Pueblo Dam releases were stepped up Thursday after being cut on Tuesday to accommodate a wall of water moving down Fountain Creek from overnight rain in the Colorado Springs area. That followed a similar cutback a week earlier. About 5,000 cfs can be safely released, if conditions remain dry.

The National Weather Service predicts generally hot, dry weather through at least next Wednesday.

At the same time, spring runoff continues to run full throttle from the mountains in the Upper Arkansas River basin, pushing flows above the 6,000 cfs figure. There still appears to be ample snow in the mountains to prolong the peak.

On top of that, more water is being brought in by the Fry-Ark Project, which is now filling Turquoise Reservoir. Other transmountain diversions, by Twin Lakes, Colorado Springs and the Pueblo Board of Water Works are shut down because there’s no place to put the water.

Even if Pueblo is not completely filled, some non-project water could spill if Reclamation imports more than the 70,000 acre-feet now projected or if its Arkansas River basin water rights come into priority. Right now, there are about 57,000 acre-feet of excesscapacity water and 40,000 acre-feet of winter water that could spill under the right set of circumstances.

Water officials are working to keep the water moving and avoid that scenario, however.

Things are wet in the San Luis Valley also. Here’s a report from Matt Hildner writing for The Pueblo Chieftain:

For the second year in a row, local water officials have seen more water come down the Rio Grande and Conejos River than winter snowpack measurements predicted.

While that made for a pleasant early June as irrigators got more water than they expected for their pastures and crops, the Colorado Office of the State Engineer has since had to increase curtailments to meet the Rio Grande Compact. Under curtailment, a percentage of the river is sent past headgates downstream to New Mexico.

On the Conejos, which had only a 5 percent curtailment in May, it was 43 percent as of June 22.

“Hopefully we’re at the point where we don’t have to do it anymore,” Craig Cotten, division engineer said.

At the beginning of May, streamflow forecasts from the Natural Resources Conservation Service had called for an annual streamflow total of 145,000 acre-feet of water on the Conejos where it enters the San Luis Valley floor.

Now that forecast is 275.000 acre-feet, which raises the bar for how much the state must send down stream to New Mexico for the remainder of the year.
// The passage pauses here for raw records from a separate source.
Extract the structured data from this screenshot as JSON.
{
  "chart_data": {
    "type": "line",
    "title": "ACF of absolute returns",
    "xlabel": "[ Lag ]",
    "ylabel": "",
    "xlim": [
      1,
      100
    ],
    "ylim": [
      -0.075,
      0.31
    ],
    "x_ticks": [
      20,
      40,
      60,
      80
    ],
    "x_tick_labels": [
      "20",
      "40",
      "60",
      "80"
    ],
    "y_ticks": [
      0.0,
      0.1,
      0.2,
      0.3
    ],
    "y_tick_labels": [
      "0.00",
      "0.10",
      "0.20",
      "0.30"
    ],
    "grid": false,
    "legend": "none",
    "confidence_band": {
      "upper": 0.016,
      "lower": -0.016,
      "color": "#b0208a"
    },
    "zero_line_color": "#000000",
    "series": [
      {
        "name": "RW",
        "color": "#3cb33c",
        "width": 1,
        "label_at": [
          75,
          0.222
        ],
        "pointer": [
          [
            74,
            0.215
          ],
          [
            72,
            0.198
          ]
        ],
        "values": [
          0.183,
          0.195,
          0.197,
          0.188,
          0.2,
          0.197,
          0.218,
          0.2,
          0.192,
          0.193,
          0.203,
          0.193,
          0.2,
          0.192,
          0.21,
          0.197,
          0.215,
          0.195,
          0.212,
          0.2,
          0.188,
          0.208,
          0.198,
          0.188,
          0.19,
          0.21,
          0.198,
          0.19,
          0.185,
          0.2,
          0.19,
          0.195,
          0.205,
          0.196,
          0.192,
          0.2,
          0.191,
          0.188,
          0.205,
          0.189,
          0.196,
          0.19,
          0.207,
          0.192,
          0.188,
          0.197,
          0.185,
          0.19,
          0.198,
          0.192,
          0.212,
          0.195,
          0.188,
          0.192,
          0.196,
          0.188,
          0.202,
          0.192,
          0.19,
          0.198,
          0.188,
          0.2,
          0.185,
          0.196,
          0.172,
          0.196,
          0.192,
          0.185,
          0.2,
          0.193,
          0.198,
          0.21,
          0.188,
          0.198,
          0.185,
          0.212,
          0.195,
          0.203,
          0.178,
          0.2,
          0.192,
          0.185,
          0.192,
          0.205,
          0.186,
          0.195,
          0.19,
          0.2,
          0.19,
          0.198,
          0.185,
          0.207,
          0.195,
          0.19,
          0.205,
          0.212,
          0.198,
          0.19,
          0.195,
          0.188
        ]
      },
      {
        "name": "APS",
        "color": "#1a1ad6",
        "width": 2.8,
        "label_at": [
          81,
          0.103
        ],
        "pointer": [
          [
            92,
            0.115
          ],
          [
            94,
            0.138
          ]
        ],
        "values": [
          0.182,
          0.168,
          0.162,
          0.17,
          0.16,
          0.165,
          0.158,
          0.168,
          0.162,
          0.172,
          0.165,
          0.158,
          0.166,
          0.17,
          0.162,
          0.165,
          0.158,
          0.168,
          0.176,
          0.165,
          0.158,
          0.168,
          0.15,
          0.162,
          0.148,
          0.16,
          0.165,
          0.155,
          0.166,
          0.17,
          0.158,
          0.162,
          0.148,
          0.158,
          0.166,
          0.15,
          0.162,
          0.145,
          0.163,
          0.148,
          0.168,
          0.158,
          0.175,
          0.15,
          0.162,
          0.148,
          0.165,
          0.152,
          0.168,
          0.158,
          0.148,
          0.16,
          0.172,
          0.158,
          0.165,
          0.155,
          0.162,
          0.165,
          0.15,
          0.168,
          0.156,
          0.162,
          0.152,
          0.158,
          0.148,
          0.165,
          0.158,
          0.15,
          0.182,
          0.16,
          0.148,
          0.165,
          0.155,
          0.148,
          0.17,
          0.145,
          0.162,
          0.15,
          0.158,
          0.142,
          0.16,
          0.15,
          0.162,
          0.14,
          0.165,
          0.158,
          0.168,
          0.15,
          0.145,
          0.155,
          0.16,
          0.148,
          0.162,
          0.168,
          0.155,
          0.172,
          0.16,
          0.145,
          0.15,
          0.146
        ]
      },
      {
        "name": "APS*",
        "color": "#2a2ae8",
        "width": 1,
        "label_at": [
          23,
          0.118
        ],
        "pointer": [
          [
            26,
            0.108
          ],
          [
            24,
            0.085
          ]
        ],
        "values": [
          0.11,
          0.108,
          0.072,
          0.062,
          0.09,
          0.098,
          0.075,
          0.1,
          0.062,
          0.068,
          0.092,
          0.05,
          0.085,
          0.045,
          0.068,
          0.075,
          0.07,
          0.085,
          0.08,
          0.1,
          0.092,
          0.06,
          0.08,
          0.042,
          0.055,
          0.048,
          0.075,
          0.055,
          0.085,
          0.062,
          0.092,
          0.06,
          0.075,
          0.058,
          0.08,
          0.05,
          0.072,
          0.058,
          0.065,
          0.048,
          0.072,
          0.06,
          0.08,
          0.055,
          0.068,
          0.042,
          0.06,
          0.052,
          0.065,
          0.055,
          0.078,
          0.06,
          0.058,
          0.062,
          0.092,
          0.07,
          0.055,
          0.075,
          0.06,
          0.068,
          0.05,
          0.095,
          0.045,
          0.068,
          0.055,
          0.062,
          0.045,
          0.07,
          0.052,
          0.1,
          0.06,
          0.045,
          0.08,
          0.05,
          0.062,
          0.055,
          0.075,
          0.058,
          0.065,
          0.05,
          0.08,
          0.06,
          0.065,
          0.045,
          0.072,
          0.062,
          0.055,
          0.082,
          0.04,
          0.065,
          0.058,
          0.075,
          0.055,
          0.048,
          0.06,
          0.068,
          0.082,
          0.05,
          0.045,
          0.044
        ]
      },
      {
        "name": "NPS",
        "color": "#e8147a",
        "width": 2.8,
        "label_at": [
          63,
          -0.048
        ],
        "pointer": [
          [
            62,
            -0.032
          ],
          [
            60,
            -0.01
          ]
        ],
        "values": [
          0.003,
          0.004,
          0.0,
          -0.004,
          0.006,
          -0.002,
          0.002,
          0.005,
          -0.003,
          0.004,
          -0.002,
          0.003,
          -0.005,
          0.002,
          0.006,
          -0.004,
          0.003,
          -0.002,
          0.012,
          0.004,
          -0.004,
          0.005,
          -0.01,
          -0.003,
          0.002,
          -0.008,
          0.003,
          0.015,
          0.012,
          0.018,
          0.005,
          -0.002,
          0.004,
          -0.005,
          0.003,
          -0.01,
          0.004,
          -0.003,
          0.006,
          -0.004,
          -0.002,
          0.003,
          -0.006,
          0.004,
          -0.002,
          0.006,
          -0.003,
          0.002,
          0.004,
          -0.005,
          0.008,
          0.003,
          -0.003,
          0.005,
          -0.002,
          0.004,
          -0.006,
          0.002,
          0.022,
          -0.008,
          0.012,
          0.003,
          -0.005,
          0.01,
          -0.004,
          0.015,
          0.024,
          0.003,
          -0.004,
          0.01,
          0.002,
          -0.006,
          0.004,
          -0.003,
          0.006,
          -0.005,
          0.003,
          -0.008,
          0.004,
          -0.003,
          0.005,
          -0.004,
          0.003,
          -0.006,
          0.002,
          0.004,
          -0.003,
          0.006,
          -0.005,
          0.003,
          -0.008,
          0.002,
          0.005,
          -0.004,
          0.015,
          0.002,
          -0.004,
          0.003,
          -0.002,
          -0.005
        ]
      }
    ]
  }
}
“That really highlights the need to have better forecasting and that’s definitely something that we’re working on,” he said.

This year a pilot project funded by the Colorado Water Conservation Board, has flown a plane with Lidar technology over both the Conejos and Rio Grande basins to determine its effectiveness in measuring in snowpack.

Lidar is a remote sensing technology that measures distance by illuminating a target with a laser and analyzing the reflected light.

By flying in both winter and summer months, the difference in distance measured by the Lidar can offer information about the extent of the snowpack.

Cotten said local and state officials are also forming a steering committee that will look at the feasibility of using, Lidar, radar and additional snow gauges.

Cotten said NRCS is also investigating how fire burn scars and beetle-killed trees in the San Juan Mountains may be impacting runoff.

The forecasting hiccups also hit the Rio Grande this year but its 16 percent curtailment is less severe than on the Conejos.

The river is expected to see an annual total of 630,000 acre-feet at the Del Norte gauge, up from a May forecast of 445.000 acre-feet.

Despite the unexpect­ed bumps in flows, this year will likely be the fifth year in a row below the historic average on the Conejos and the seventh on the Rio Grande.